Xavier Girard, L’éléphant de mon père

Le jouet

Pierre Par­lant écri­vain (auteur de l’excellent “Ma durée Pon­tormo”  et fon­da­teur de l’ex-revue Hiems) vient de publier une col­lec­tion de livres de petit format.Le sujet de chaque livre est la des­crip­tion d’une œuvre d’art par l’écriture. Dans le sien, Xavier Girard a retenu un jouet. Enfin presque, puisque cet objet sur le bureau du père ne peut être tou­ché par les enfants.
C’est une tor­ture tant le jouet est devenu tabou. D’autant que le géni­teur est tout sauf pater­nel. Peu doué pour l’affect, il ne s’approche pas plus de ses enfants que ceux-ci de ce l’objet quasi toté­mique venu nul ne sait d’où. La mère n’est pas plus douée pour les sen­ti­ments. L’objectif pour les deux pro­créa­teurs est de lais­ser le chaos en place. Quant au nar­ra­teur, sa photo n’est même pas à côté de celle de ses frères. Il est objet d’opprobre sur­tout depuis que sa mère l’a sur­pris en train de lire le Jour­nal de Gide.

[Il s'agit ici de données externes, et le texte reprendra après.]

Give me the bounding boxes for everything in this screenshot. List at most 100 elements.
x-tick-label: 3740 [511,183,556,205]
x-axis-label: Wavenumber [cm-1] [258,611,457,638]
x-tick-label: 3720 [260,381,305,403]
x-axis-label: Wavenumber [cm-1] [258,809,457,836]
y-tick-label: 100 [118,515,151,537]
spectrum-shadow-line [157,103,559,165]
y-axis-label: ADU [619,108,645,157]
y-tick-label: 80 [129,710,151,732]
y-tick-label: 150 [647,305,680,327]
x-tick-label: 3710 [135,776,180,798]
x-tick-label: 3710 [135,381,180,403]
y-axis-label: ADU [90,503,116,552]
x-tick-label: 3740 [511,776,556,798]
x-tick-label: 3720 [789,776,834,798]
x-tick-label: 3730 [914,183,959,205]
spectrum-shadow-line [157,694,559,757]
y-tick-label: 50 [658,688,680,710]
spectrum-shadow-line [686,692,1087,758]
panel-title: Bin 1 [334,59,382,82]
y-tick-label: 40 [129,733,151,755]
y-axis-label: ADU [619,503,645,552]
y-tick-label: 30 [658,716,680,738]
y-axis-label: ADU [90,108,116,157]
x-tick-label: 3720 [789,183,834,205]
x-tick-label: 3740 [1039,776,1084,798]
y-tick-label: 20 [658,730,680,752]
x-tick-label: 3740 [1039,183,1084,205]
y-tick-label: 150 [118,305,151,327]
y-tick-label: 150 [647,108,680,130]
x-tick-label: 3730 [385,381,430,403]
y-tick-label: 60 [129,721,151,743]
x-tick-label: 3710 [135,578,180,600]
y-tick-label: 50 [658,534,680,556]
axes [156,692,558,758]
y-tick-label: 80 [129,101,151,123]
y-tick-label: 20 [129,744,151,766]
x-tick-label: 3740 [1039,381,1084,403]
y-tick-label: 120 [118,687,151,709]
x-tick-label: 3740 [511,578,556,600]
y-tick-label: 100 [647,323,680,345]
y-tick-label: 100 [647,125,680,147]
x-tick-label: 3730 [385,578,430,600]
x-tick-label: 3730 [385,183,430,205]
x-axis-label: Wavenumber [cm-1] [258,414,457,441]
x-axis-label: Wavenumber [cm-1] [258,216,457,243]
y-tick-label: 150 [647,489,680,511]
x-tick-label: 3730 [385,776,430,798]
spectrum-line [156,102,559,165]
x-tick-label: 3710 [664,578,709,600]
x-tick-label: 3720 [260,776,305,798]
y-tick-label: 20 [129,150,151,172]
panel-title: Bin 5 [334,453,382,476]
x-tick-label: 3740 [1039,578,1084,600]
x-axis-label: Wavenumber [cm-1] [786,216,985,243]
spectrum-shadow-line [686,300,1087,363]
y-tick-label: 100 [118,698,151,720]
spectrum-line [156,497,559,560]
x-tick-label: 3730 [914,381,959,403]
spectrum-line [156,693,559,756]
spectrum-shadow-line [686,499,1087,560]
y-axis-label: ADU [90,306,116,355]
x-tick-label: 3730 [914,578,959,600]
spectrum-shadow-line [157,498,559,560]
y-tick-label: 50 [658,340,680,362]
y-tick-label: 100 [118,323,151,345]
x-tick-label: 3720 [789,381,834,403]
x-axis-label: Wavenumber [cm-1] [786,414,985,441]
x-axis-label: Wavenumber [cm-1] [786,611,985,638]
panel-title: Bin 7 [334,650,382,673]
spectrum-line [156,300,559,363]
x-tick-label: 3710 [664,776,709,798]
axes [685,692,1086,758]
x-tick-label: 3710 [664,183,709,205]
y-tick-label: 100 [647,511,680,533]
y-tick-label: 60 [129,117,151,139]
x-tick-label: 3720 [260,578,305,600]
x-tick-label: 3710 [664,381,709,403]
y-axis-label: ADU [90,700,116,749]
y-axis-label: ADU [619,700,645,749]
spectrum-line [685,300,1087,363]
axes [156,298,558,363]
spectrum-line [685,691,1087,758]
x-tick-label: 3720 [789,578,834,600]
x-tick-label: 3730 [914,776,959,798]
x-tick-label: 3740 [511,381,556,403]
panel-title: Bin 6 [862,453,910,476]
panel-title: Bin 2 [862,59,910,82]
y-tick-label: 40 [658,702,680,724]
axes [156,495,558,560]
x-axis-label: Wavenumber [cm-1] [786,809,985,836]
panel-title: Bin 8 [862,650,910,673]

Bref, tout reste irré­mé­dia­ble­ment scellé. Du moins jusqu’à la mort du père. Le nar­ra­teur lors du par­tage voit l’éléphant lui reve­nir. C’est pour le nar­ra­teur une béné­dic­tion : « Je l’aimais parce qu’il était ago­ni­sant, aban­donné (…) Il m’était cher parce qu’il était perdu » écrit-il. De l’éléphant on ne saura guère plus, d’autant que la famille ignore tout de cet élé­phant à l’oreille cas­sée. Mais cet objet devient sou­dain un miroir du nar­ra­teur. Les deux ne sont pas mécon­tents « de quit­ter le bureau » et l’animal devient aussi « sans famille » que, jeune, son nou­veau pro­prié­taire le fut dans un tel foyer.
C’est en le quit­tant que celui-ci l’adopte vrai­ment et en prend les mesures : 25 cm de lon­gueur, 18 de hau­teur. Mais il ne se contente pas de ce qu’on nom­mera une « antrompe-ométrie ». Il le des­sine pour de fait dit le nar­ra­teur « lever l’interdit de mon père ». D’autant que des­si­ner des jouets était la pro­fes­sion de celui-ci…. Le reprendre à son compte en le des­si­nant per­met de remon­ter vers un passé perdu. L’auteur ouvre « le para­dis de l’éléphant aux aven­tures du crayon. » Peu à peu, par une écri­ture iro­nique et directe, s’instruit une his­toire beau­coup plus dense qu’il n’y paraît.

Quand le nar­ra­teur regarde les yeux de l’éléphant, celui-ci semble le scru­ter : les deux paraissent plus se réflé­chir dans un miroir réci­proque que se perdre dans l’infini. Celui qui contemple l’autre voit son propre regard. Pour l’ex-enfant, le jouet devient une sorte d’ange gar­dien ou de bon génie du corps. C’est aussi une sorte de phan­tasme hal­lu­ci­nant au sein d’un rêve qui n’est pas plus volon­taire que sub­si­diaire : l’éléphant porte son assis­tance à la « volup­tas » de son nou­veau propriétaire.

jean-paul gavard-perret

Xavier Girard, L’éléphant de mon père, col­lec­tion Ekphra­sis, 2017, 28 p. - 5,00 €.